Этот лирик резко разнится от поэта бальмонтовского типа - Евгения
Тарасова (две книги стихов, я знаю только вторую, 1908 г. "Земные дали")
{164}. Евгений Тарасов представляется ненавидящим город тревожно и
брезгливо. И иногда он довольно удачно стилизует "стихийность".

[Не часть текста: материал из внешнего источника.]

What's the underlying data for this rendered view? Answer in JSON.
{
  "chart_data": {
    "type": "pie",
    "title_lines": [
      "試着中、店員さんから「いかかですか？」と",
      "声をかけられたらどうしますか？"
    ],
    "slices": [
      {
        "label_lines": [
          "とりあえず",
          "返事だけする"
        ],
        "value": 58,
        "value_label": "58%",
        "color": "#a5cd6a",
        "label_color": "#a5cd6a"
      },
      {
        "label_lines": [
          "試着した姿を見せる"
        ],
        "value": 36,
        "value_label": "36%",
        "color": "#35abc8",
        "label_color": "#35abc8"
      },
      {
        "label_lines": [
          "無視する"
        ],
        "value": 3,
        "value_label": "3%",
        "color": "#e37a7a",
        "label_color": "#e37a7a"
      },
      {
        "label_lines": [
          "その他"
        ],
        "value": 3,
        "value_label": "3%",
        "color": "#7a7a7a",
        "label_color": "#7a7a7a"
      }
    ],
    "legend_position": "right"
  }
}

Зачем - не помню. Куда - не знаю.
В провалах улиц глухих иду.
Проклятый город! Я вспоминаю.
Вот что-то вспомнил. Чего-то жду.
А город тусклый, как филин, мрачен.
Хрипит, плюется и гонит прочь.
И вот я тесным кольцом охвачен.
Огни и тени. За ними ночь.
. . . . . . . . . . . . . . . . . .
Проклятый город насквозь простужен,
Томится кашлем, хрипит в бреду;
"Куда ты, нищий? Ты мне не нужен".
Куда - не знаю. Иду. Иду.
("Ночью", с. 35)
Сергей Рафалович ("Светлые песни") 165 в 1905 г. еще ждет чего-то, еще
смутно тревожится:
Себя я вижу... Понемногу
В себя гляжу;
И быстро к тайному порогу
Я подхожу,
Исполнен ужаса и страха,
Боюсь постичь...
Горит костер, чернеет плаха;
Вот щелкнул бич.
Протяжный стон звучит упорный,
Как перезвон;
И только плачет кто-то черный
Во мгле склонен.
(с. 27)
Но к 1908 г. в антологической душе Бориса Садовского {166} не осталось
ничего, кроме жажды покоя, кроме какой-то жуткой, почти старческой
изнуренности:
Да, здесь я отдохну. Любовь, мечты, отвага,
Вы все отравлены бореньем и тоской,
И только ты - мое единственное благо,
О всеобъемлющий, божественный покой.